When I began my academic career, most of my effort focused on teaching, research and advising. Over the years, administrative tasks have devoured more and more of my time. One of the most ravenous beasts in the administrative pack is assessment. This data is now critical for accreditation and an essential part of how state funding is allocated under the punitive performance-based funding system that the state has imposed on public higher education.
Back when assessment became part of the bureaucracy, the main goal was to fill binders with paper containing outcome data. After several years of this, there was a realization that outcome data by itself did not show the value added by the educational process. To use an obvious analogy, if you just looked at the times of a cross country team at the end of the season with a new coach, you would be hard pressed to determine the impact of the coach. Because of this, measuring improvement eventually became a thing to do.

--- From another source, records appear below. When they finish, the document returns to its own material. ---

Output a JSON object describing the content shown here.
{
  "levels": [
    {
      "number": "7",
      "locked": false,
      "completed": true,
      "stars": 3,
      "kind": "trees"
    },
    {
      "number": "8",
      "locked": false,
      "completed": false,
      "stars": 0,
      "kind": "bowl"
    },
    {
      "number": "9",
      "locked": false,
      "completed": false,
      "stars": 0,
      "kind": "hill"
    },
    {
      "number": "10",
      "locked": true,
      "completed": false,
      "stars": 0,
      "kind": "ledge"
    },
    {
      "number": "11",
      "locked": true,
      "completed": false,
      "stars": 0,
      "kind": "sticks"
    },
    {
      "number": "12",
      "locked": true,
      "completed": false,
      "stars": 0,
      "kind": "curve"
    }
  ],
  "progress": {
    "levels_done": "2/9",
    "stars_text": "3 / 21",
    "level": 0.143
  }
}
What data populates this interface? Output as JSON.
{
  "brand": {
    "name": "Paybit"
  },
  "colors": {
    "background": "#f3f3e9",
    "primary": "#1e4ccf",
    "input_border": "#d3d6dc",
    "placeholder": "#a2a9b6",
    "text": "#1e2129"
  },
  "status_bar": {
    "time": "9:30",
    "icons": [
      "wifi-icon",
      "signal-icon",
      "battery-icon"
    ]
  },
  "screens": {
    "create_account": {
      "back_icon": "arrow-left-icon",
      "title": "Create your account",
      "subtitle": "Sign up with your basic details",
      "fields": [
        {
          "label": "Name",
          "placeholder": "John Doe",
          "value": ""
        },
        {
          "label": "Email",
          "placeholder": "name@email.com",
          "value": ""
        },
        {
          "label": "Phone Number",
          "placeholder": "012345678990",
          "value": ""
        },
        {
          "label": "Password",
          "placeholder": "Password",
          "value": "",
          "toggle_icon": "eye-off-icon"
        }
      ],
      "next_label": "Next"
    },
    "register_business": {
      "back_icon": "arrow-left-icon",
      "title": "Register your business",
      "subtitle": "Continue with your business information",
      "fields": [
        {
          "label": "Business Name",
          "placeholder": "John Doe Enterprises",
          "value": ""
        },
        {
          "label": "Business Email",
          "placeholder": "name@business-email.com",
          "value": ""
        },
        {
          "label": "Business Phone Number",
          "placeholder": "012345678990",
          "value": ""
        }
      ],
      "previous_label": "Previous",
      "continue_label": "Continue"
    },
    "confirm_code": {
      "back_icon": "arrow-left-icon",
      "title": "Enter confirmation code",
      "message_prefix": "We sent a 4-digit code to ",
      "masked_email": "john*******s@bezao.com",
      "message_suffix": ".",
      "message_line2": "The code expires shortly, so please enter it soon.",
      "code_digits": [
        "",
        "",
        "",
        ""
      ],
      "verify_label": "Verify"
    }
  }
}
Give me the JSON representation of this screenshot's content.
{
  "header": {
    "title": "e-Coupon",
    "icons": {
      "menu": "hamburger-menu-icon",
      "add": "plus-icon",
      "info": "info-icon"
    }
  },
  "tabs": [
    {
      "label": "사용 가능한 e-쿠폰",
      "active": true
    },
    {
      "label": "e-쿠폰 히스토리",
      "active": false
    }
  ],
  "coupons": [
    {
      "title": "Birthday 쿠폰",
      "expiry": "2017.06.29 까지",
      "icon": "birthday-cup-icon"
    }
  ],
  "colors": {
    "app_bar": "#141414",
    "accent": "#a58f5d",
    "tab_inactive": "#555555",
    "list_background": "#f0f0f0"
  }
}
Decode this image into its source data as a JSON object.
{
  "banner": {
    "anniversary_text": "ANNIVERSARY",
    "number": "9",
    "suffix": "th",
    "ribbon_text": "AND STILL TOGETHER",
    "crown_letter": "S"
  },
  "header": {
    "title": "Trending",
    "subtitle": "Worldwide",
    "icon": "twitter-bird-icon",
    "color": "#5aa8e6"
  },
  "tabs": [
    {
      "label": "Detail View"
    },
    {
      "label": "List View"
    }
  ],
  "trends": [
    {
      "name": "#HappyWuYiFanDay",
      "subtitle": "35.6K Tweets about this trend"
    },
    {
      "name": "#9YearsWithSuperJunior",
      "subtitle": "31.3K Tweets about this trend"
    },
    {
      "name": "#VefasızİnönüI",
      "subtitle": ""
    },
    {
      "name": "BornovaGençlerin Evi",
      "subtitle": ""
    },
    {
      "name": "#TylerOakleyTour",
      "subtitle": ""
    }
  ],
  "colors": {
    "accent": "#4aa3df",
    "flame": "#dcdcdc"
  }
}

As part of the current assessment project, I am required (but not actually paid—it is not part of my official assigned responsibilities) to collect data from the classes in philosophy and religion that measures improvement in the courses. To this end, I have used an obvious approach: assessing draft papers and comparing them to the final papers. However, I also need other statistical data and the more objective the better. To this end, I created an Argument Basics Assessment Instrument (ABAI, because bureaucracy loves acronyms) which is being developed into a standardized “test” to be used in the classes. The objective of the ABAI is to determine student starting ability and their ending ability in the course. This approach is obviously not perfect, since the improvement could be due to other factors—such as skills and knowledge acquired in other courses. There are also some problems inherent to before and after assessment in a class.
One obvious problem is motivation. If the students know the assessment device does not count towards their grade, they are far less likely to take it seriously or even do it. This will tend to bias the results towards poor performance. If the device is used as part of their grade, then there are many concerns. Cheating becomes a factor, which can make the data less accurate. Also, students are more likely to try to prepare for such assessment, which can throw off the results when it is intended to get before data (and even after data). For example, if the first ABAI counted as a grade, then students might study argument basics before taking the ABAI and the assessment would reflect studying rather than their starting point. As such, the challenge is a dilemma: if the assessment does not count towards the grade, then students will tend to not take it seriously and this will skew the results in a negative way. If the assessment does count towards their grade, students would be more inclined to prepare for the assessment and perhaps even cheat, thus skewing the results. One, perhaps morally questionable approach to solving this problem, is to surprise students with the assessment and not reveal whether it counts or not. Another approach is to be honest with the students and note in the assessment report that the results will be biased based on the approach taken.
Another obvious problem is that if the assessment devices count towards the grade, then the “before” assessments will tend to have poor results which could hurt the students’ grades. A solution is to scale the first assessment, but this can cause the students to take it less seriously. Another solution is to count only the “after” assessment, but this runs into the same problem. In the case of paper drafts used for before/after assessment, students generally tend to put effort into the drafts when they are optional. But this tends to skew the results because the better students tend to do drafts. When drafts are mandatory but do not count towards the grade, then many students tend to not take them seriously, which skews the results.
The cynical approach is obvious: simply pick the method that generates the sort of data the bureaucracy wants (which is usually that X% of students improve Y%). A less cynical approach is to test various methods to see what seems to yield the most accurate results—but there is the obvious problem of calibrating the system. After all, assessing the assessment leads to the sort of infinite regress that plagues epistemology: how do you know the method is accurate? If you use a method to assess the method, then one must ask how you know that method is accurate. And so on, into infinity. Not surprisingly, the bureaucracy tends to avoid peering to deeply under the hood.